The advanced statistics still paint him as one of the league’s best on that side, already accruing 1.2 defensive win shares in just 30 games.
But having to battle players six inches taller and 30 pounds heavier than the 6-6, 230-pounder is much more of a chore at age 35 than in the past, and something the Warriors have hoped to avoid this season.
“It’s amazing how many plays he blows up, and everything he sees on the court, his mind and his ability to process before the rest of the nine players, he still has all of that,” coach Steve Kerr said Monday, before adding, “He’s not what he was five years ago, athletically, and he’s not quite as quick.”
Green is still capable of stymying the best post players in the world: see his performances against Victor Wembanyama and Nikola Jokic earllier this year. But having him do it full-time is no longer the ideal plan for Golden State.
Golden State Warriors' Draymond Green (23) blocks a shot against Oklahoma City Thunder's Shai Gilgeous-Alexander (2) in the fourth quarter at the Chase Center in San Francisco, Calif., on Monday, Dec. 2, 2025. (Nhat V. Meyer/Bay Area News Group)Kerr, general manager Mike Dunleavy and Green have all expressed a desire for Green to play less center, and Quinten Post has started the majority of the team’s games.
But playing Green at power forward, even with the volume-shooting Post next to him, has exposed Green’s growing shortcomings as a scorer next to Jimmy Butler.

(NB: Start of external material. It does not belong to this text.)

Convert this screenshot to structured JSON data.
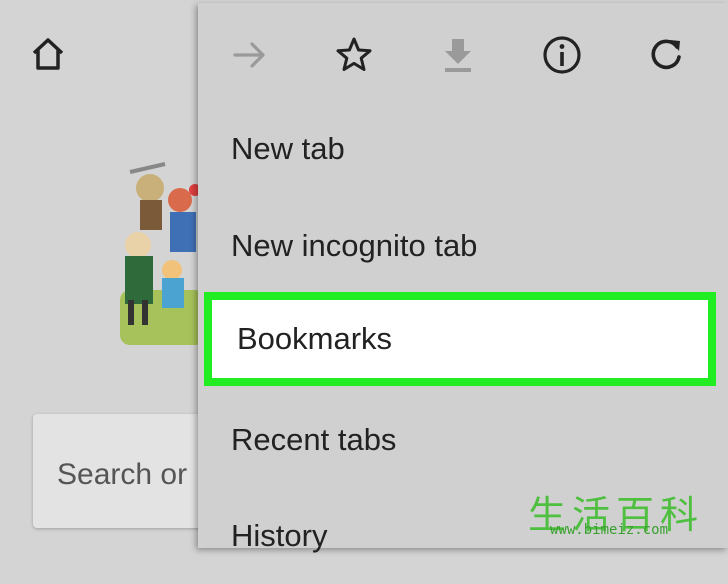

Neither player is a prolific shot-maker from long range, but Green’s dwindling speed advantage is further lessened when he is guarded by power forwards rather than centers on dribble handoffs.

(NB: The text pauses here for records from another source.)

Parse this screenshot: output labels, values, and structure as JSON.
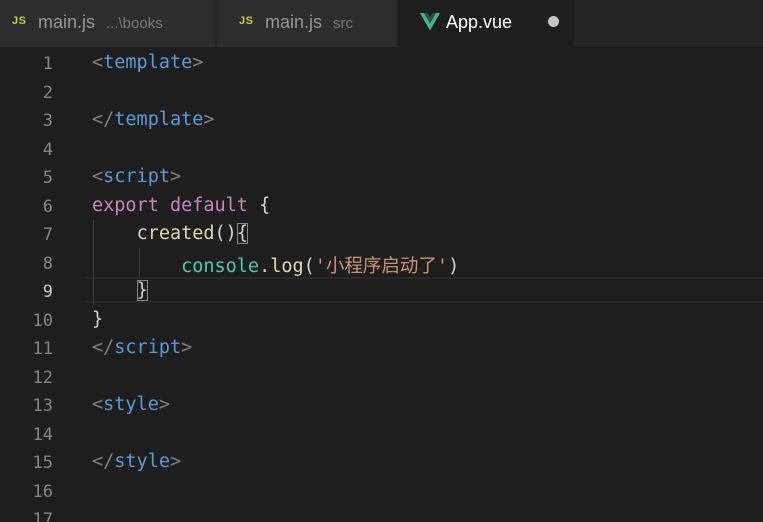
{
  "tabs": [
    {
      "icon": "js-icon",
      "icon_text": "JS",
      "label": "main.js",
      "description": "...\\books",
      "active": false
    },
    {
      "icon": "js-icon",
      "icon_text": "JS",
      "label": "main.js",
      "description": "src",
      "active": false
    },
    {
      "icon": "vue-icon",
      "label": "App.vue",
      "dirty": true,
      "active": true
    }
  ],
  "colors": {
    "background": "#1e1e1e",
    "tag": "#569cd6",
    "keyword": "#c586c0",
    "function": "#dcdcaa",
    "class": "#4ec9b0",
    "string": "#ce9178",
    "punctuation": "#808080",
    "vue_green": "#41b883"
  },
  "editor": {
    "current_line": 9,
    "line_numbers": [
      "1",
      "2",
      "3",
      "4",
      "5",
      "6",
      "7",
      "8",
      "9",
      "10",
      "11",
      "12",
      "13",
      "14",
      "15",
      "16",
      "17"
    ],
    "code": {
      "l1": {
        "open": "<",
        "tag": "template",
        "close": ">"
      },
      "l3": {
        "open": "</",
        "tag": "template",
        "close": ">"
      },
      "l5": {
        "open": "<",
        "tag": "script",
        "close": ">"
      },
      "l6": {
        "kw1": "export",
        "kw2": "default",
        "brace": "{"
      },
      "l7": {
        "fn": "created",
        "parens": "()",
        "brace": "{"
      },
      "l8": {
        "obj": "console",
        "dot": ".",
        "method": "log",
        "open": "(",
        "str": "'小程序启动了'",
        "close": ")"
      },
      "l9": {
        "brace": "}"
      },
      "l10": {
        "brace": "}"
      },
      "l11": {
        "open": "</",
        "tag": "script",
        "close": ">"
      },
      "l13": {
        "open": "<",
        "tag": "style",
        "close": ">"
      },
      "l15": {
        "open": "</",
        "tag": "style",
        "close": ">"
      }
    }
  }
}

Green averages 2.9 turnovers per game, just behind Curry’s 3.0 but in five fewer minutes per night than his co-star. Part of the issue is Green’s reluctance to shoot, which allows defenses to key in on his passes to cutters when he has the ball.
Green does not see his scoring passivity as a problem unless it is late in the game.
“Throughout the flow of the game, I’ll turn shots down and I don’t really care,” Green said on New Year’s Eve.
The same advanced stats that love Green as a defender also paint him as one of the league’s worst offensive players.
Box plus-minus, which aims to capture a player’s overall impact and has zero as a true neutral, has Green as a -2.8 on offense, which brings him to -1.0 overall despite his positive defensive contributions. He also recently went eight consecutive games with a negative plus-minus, although he has been in the positive for three of the last four games.
But regardless of what any catch-all stat says – or how many or few games he finishes because of ejections or blowups at coaches – Green will likely remain a fixture in the starting lineup.
Because at his best, he can still bring that one-of-a-kind chemistry with Steph Curry as a passer while also defending with versatility no other player can match.
Even if it can hurt – himself and the team – more than it used to.